2. Il provvedimento ha denegato il rilascio sul rilievo che questi era stato condannato con sentenza del 25.1.1983 dal Tribunale di Velletri per il reato di detenzione illegale di armi e munizioni nonché con sentenza del 13.3.1984 dal Tribunale di Roma per il reato di ricettazione e tentato furto e che tali condanne, pur essendo intervenuta riabilitazione, costituivano condizione ostativa al rilascio di autorizzazioni di polizia in materia di armi, ai sensi dell’art. 43 del T.U.L.P.S., non potendo, in tali circostanze, essere invocato da parte dell’istante l’effetto liberatorio previsto dall’art. 11 del T.U.L.P.S. stesso.
3. Avverso tale provvedimento l’interessato ha proposto ricorso al T.A.R. Lazio, chiedendone l’annullamento, anche con sentenza succintamente motivata, per travisamento ed erronea valutazione dei fatti in ordine al requisito della buona condotta.
4. Si è costituita in primo grado l’Amministrazione al fine di resistere al ricorso.
5. Il T.A.R. Lazio, con sentenza n. 7480 del 28.7.2008, ha respinto il ricorso.
6. Avverso tale sentenza ha proposto appello l’interessato, lamentandone l’erroneità, e ne ha chiesto, previa sospensione, la riforma, con conseguente annullamento del diniego impugnato in primo grado.
7. Si è costituito con mera memoria di stile il Ministero dell’Interno.
8. Con ordinanza n. 1088 del 27.2.2009 è stata respinta l’istanza cautelare di sospensione.
9. Infine nella pubblica udienza del 29.1.2015 il Collegio, uditi i difensori delle parti, ha trattenuto la causa in decisione.
10. L’appello è fondato e va accolto.
11. Il provvedimento di diniego, pure in presenza della intervenuta riabilitazione dell’odierno appellante, ha affermato che le due condanne da questo riportate, risalenti peraltro ad oltre trent’anni fa, costituirebbero circostanza ostativa al rilascio della licenza del porto di fucile per uso caccia, poiché per esse non potrebbe essere invocato l’effetto liberatorio scaturente dalla intervenuta riabilitazione.

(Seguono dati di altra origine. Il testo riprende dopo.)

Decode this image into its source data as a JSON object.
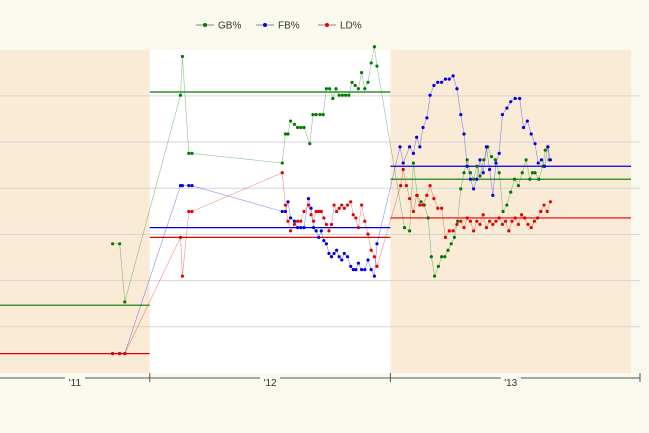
{
  "chart_data": {
    "type": "line",
    "legend": {
      "placement": "top-center",
      "items": [
        {
          "label": "GB%",
          "color": "#007a00"
        },
        {
          "label": "FB%",
          "color": "#0000e6"
        },
        {
          "label": "LD%",
          "color": "#e60000"
        }
      ]
    },
    "x_ticks": [
      "'11",
      "'12",
      "'13"
    ],
    "x_range": [
      0,
      100
    ],
    "y_range": [
      0,
      100
    ],
    "grid": true,
    "season_colors": {
      "out_of_season": "#faebd7",
      "in_season": "#ffffff"
    },
    "seasons": [
      {
        "label": "'11",
        "x_start": 0,
        "x_end": 23.4,
        "shaded": true
      },
      {
        "label": "'12",
        "x_start": 23.4,
        "x_end": 61,
        "shaded": false
      },
      {
        "label": "'13",
        "x_start": 61,
        "x_end": 98.6,
        "shaded": true
      }
    ],
    "averages": [
      {
        "series": "GB%",
        "season": "'11",
        "value": 21
      },
      {
        "series": "LD%",
        "season": "'11",
        "value": 6
      },
      {
        "series": "GB%",
        "season": "'12",
        "value": 87
      },
      {
        "series": "FB%",
        "season": "'12",
        "value": 45
      },
      {
        "series": "LD%",
        "season": "'12",
        "value": 42
      },
      {
        "series": "GB%",
        "season": "'13",
        "value": 60
      },
      {
        "series": "FB%",
        "season": "'13",
        "value": 64
      },
      {
        "series": "LD%",
        "season": "'13",
        "value": 48
      }
    ],
    "series": [
      {
        "name": "GB%",
        "color": "#007a00",
        "points": [
          [
            17.6,
            40
          ],
          [
            18.7,
            40
          ],
          [
            19.5,
            22
          ],
          [
            28.2,
            86
          ],
          [
            28.5,
            98
          ],
          [
            29.5,
            68
          ],
          [
            30,
            68
          ],
          [
            44.1,
            65
          ],
          [
            44.6,
            74
          ],
          [
            45,
            74
          ],
          [
            45.4,
            78
          ],
          [
            46,
            77
          ],
          [
            46.5,
            76
          ],
          [
            47,
            76
          ],
          [
            47.5,
            76
          ],
          [
            48.4,
            71
          ],
          [
            48.9,
            80
          ],
          [
            49.4,
            80
          ],
          [
            50,
            80
          ],
          [
            50.5,
            80
          ],
          [
            51,
            88
          ],
          [
            51.5,
            88
          ],
          [
            52,
            85
          ],
          [
            52.5,
            88
          ],
          [
            53,
            86
          ],
          [
            53.5,
            86
          ],
          [
            54,
            86
          ],
          [
            54.5,
            86
          ],
          [
            55,
            90
          ],
          [
            55.5,
            89
          ],
          [
            56,
            88
          ],
          [
            56.5,
            93
          ],
          [
            57,
            88
          ],
          [
            57.5,
            90
          ],
          [
            58,
            96
          ],
          [
            58.5,
            101
          ],
          [
            58.9,
            95
          ],
          [
            63.2,
            45
          ],
          [
            64,
            44
          ],
          [
            64.6,
            65
          ],
          [
            65.2,
            55
          ],
          [
            65.8,
            53
          ],
          [
            66.3,
            52
          ],
          [
            66.9,
            48
          ],
          [
            67.4,
            36
          ],
          [
            67.9,
            30
          ],
          [
            68.5,
            33
          ],
          [
            69,
            36
          ],
          [
            69.5,
            36
          ],
          [
            70,
            38
          ],
          [
            70.5,
            40
          ],
          [
            71,
            42
          ],
          [
            71.5,
            47
          ],
          [
            72,
            57
          ],
          [
            72.5,
            62
          ],
          [
            73,
            66
          ],
          [
            73.5,
            62
          ],
          [
            74,
            60
          ],
          [
            74.5,
            64
          ],
          [
            75,
            61
          ],
          [
            75.6,
            66
          ],
          [
            76.2,
            70
          ],
          [
            76.8,
            67
          ],
          [
            77.4,
            66
          ],
          [
            78,
            62
          ],
          [
            78.6,
            50
          ],
          [
            79.2,
            52
          ],
          [
            79.8,
            56
          ],
          [
            80.4,
            60
          ],
          [
            81,
            58
          ],
          [
            81.6,
            62
          ],
          [
            82.2,
            66
          ],
          [
            82.8,
            60
          ],
          [
            83.2,
            62
          ],
          [
            83.6,
            62
          ],
          [
            84.2,
            60
          ],
          [
            84.8,
            64
          ],
          [
            85.2,
            69
          ],
          [
            85.6,
            70
          ],
          [
            85.8,
            66
          ]
        ]
      },
      {
        "name": "FB%",
        "color": "#0000e6",
        "points": [
          [
            17.6,
            6
          ],
          [
            18.7,
            6
          ],
          [
            19.5,
            6
          ],
          [
            28.2,
            58
          ],
          [
            28.5,
            58
          ],
          [
            29.5,
            58
          ],
          [
            30,
            58
          ],
          [
            44.1,
            50
          ],
          [
            44.6,
            50
          ],
          [
            45,
            53
          ],
          [
            45.4,
            48
          ],
          [
            46,
            47
          ],
          [
            46.5,
            45
          ],
          [
            47,
            45
          ],
          [
            47.5,
            45
          ],
          [
            48.2,
            54
          ],
          [
            48.6,
            51
          ],
          [
            49,
            45
          ],
          [
            49.4,
            44
          ],
          [
            49.8,
            42
          ],
          [
            50.2,
            44
          ],
          [
            50.6,
            41
          ],
          [
            51,
            40
          ],
          [
            51.4,
            37
          ],
          [
            51.8,
            36
          ],
          [
            52.2,
            37
          ],
          [
            52.6,
            38
          ],
          [
            53,
            36
          ],
          [
            53.4,
            35
          ],
          [
            53.8,
            37
          ],
          [
            54.3,
            36
          ],
          [
            54.8,
            33
          ],
          [
            55.2,
            32
          ],
          [
            55.6,
            32
          ],
          [
            56,
            34
          ],
          [
            56.5,
            32
          ],
          [
            57,
            32
          ],
          [
            57.5,
            35
          ],
          [
            58,
            32
          ],
          [
            58.5,
            30
          ],
          [
            58.9,
            40
          ],
          [
            62.5,
            70
          ],
          [
            63,
            65
          ],
          [
            64,
            70
          ],
          [
            64.6,
            68
          ],
          [
            65.1,
            73
          ],
          [
            65.6,
            70
          ],
          [
            66.1,
            76
          ],
          [
            66.7,
            79
          ],
          [
            67.2,
            86
          ],
          [
            67.8,
            89
          ],
          [
            68.4,
            90
          ],
          [
            69,
            90
          ],
          [
            69.6,
            91
          ],
          [
            70.2,
            91
          ],
          [
            70.8,
            92
          ],
          [
            71.4,
            88
          ],
          [
            72,
            80
          ],
          [
            72.5,
            74
          ],
          [
            73,
            64
          ],
          [
            73.5,
            60
          ],
          [
            74,
            57
          ],
          [
            74.5,
            60
          ],
          [
            75,
            66
          ],
          [
            75.5,
            62
          ],
          [
            76,
            70
          ],
          [
            76.5,
            63
          ],
          [
            77,
            55
          ],
          [
            77.5,
            65
          ],
          [
            78,
            68
          ],
          [
            78.5,
            80
          ],
          [
            79.2,
            82
          ],
          [
            79.8,
            84
          ],
          [
            80.5,
            85
          ],
          [
            81.2,
            85
          ],
          [
            81.8,
            76
          ],
          [
            82.4,
            78
          ],
          [
            83,
            74
          ],
          [
            83.6,
            71
          ],
          [
            84.1,
            65
          ],
          [
            84.6,
            66
          ],
          [
            85.1,
            64
          ],
          [
            85.6,
            70
          ],
          [
            86,
            66
          ]
        ]
      },
      {
        "name": "LD%",
        "color": "#e60000",
        "points": [
          [
            17.6,
            6
          ],
          [
            18.7,
            6
          ],
          [
            19.5,
            6
          ],
          [
            28.2,
            42
          ],
          [
            28.5,
            30
          ],
          [
            29.5,
            50
          ],
          [
            30,
            50
          ],
          [
            44.1,
            62
          ],
          [
            44.6,
            52
          ],
          [
            45,
            47
          ],
          [
            45.4,
            44
          ],
          [
            46,
            46
          ],
          [
            46.5,
            47
          ],
          [
            47,
            47
          ],
          [
            47.5,
            50
          ],
          [
            48.2,
            52
          ],
          [
            48.6,
            49
          ],
          [
            49,
            47
          ],
          [
            49.4,
            50
          ],
          [
            49.8,
            50
          ],
          [
            50.2,
            50
          ],
          [
            50.6,
            48
          ],
          [
            51,
            46
          ],
          [
            51.4,
            44
          ],
          [
            51.8,
            46
          ],
          [
            52.2,
            52
          ],
          [
            52.6,
            50
          ],
          [
            53,
            51
          ],
          [
            53.4,
            52
          ],
          [
            53.8,
            51
          ],
          [
            54.3,
            52
          ],
          [
            54.8,
            53
          ],
          [
            55.2,
            49
          ],
          [
            55.6,
            48
          ],
          [
            56,
            45
          ],
          [
            56.5,
            52
          ],
          [
            57,
            47
          ],
          [
            57.5,
            43
          ],
          [
            58,
            38
          ],
          [
            58.5,
            36
          ],
          [
            58.9,
            33
          ],
          [
            62.6,
            58
          ],
          [
            63,
            63
          ],
          [
            63.5,
            58
          ],
          [
            64,
            54
          ],
          [
            64.6,
            50
          ],
          [
            65.1,
            55
          ],
          [
            65.6,
            52
          ],
          [
            66.1,
            52
          ],
          [
            66.7,
            55
          ],
          [
            67.2,
            58
          ],
          [
            67.8,
            54
          ],
          [
            68.4,
            51
          ],
          [
            69,
            51
          ],
          [
            69.6,
            42
          ],
          [
            70.2,
            44
          ],
          [
            70.8,
            44
          ],
          [
            71.4,
            46
          ],
          [
            72,
            47
          ],
          [
            72.5,
            45
          ],
          [
            73,
            48
          ],
          [
            73.5,
            47
          ],
          [
            74,
            44
          ],
          [
            74.5,
            47
          ],
          [
            75,
            46
          ],
          [
            75.5,
            49
          ],
          [
            76,
            45
          ],
          [
            76.5,
            47
          ],
          [
            77,
            46
          ],
          [
            77.5,
            47
          ],
          [
            78,
            48
          ],
          [
            78.5,
            46
          ],
          [
            79,
            47
          ],
          [
            79.5,
            44
          ],
          [
            80,
            47
          ],
          [
            80.5,
            48
          ],
          [
            81,
            46
          ],
          [
            81.5,
            49
          ],
          [
            82,
            48
          ],
          [
            82.5,
            46
          ],
          [
            83,
            45
          ],
          [
            83.5,
            47
          ],
          [
            84,
            48
          ],
          [
            84.5,
            50
          ],
          [
            85,
            52
          ],
          [
            85.5,
            50
          ],
          [
            86,
            53
          ]
        ]
      }
    ]
  }
}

11.1. Il T.A.R. ha ritenuto legittimo tale provvedimento sul rilievo che la condanna per porto abusivo di armi, al pari delle ulteriori condanne indicate alle lettere da a) a c) del T.U.L.P.S., preclude, senza che residui margine di discrezionalità della p.a., il rilascio di licenze in materia di armi, anche se tale condanna sia seguita da riabilitazione, essendo la disciplina in materia di armi più rigorosa di quella generale dettata dall’art. 11, che contempla la riabilitazione.
11.2. La motivazione del primo giudice è erronea, avendo essa fatto cattiva applicazione dell’art. 43 T.U.L.P.S., e merita riforma.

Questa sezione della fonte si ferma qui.